Google und seine YouTube-Tochter gingen in die Offensive. Am 27. Oktober 2020 war auf dem YouTube-Kanal des populären Video-Bloggers Ken Jebsen kein Video mehr zu sehen. Jebsen hatte alle Videos vom Kanal genommen, weil er eine zweite Verwarnung von YouTube bekommen hatte. Anlass war ein Interview mit dem Rechtsanwalt der Bewegung Querdenken-711, Markus Haintz. Einen dritten Strike – also die endgültige Abschaltung des Kanals – wollte Jebsen nicht abwarten. Doch YouTube reichte dieser Teilrückzug nicht. Man löschte den Kanal.

Das nächste Opfer von YouTube war das Portal Rubikon. Das 2017 gegründete Internetportal wurde 2020 zu einer populären Diskussionsplattform für Kritiker der Corona-Maßnahmen. Am 13. November 2020 wurde der Kanal ohne Begründung von YouTube abgeschaltet.

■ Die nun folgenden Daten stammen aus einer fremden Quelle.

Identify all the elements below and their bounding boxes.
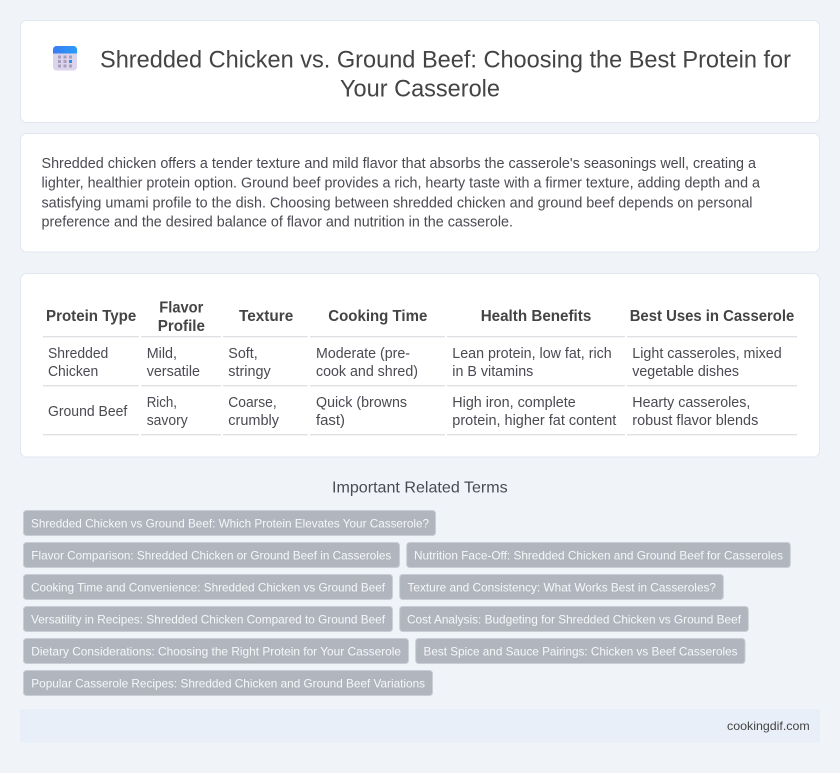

So viel ist sicher: Wir gehen interessanten Zeiten entgegen. Die Nachfrage nach alternativen Medien ist groß. Viele Menschen haben erkannt, dass man für alternative Medien seine freie Zeit und auch Geld spenden muss, will man sich nicht von den großen Medien und der Regierungspropaganda einwickeln lassen.


Dieser Text ist eine überarbeitete Fassung eines Vortrags, den der Autor am 24. März 2021 vor Studenten der romanisch-deutschen philologischen Fakultät der Universität Woronesch hielt. Die Stadt liegt 500 Kilometer südlich von Moskau.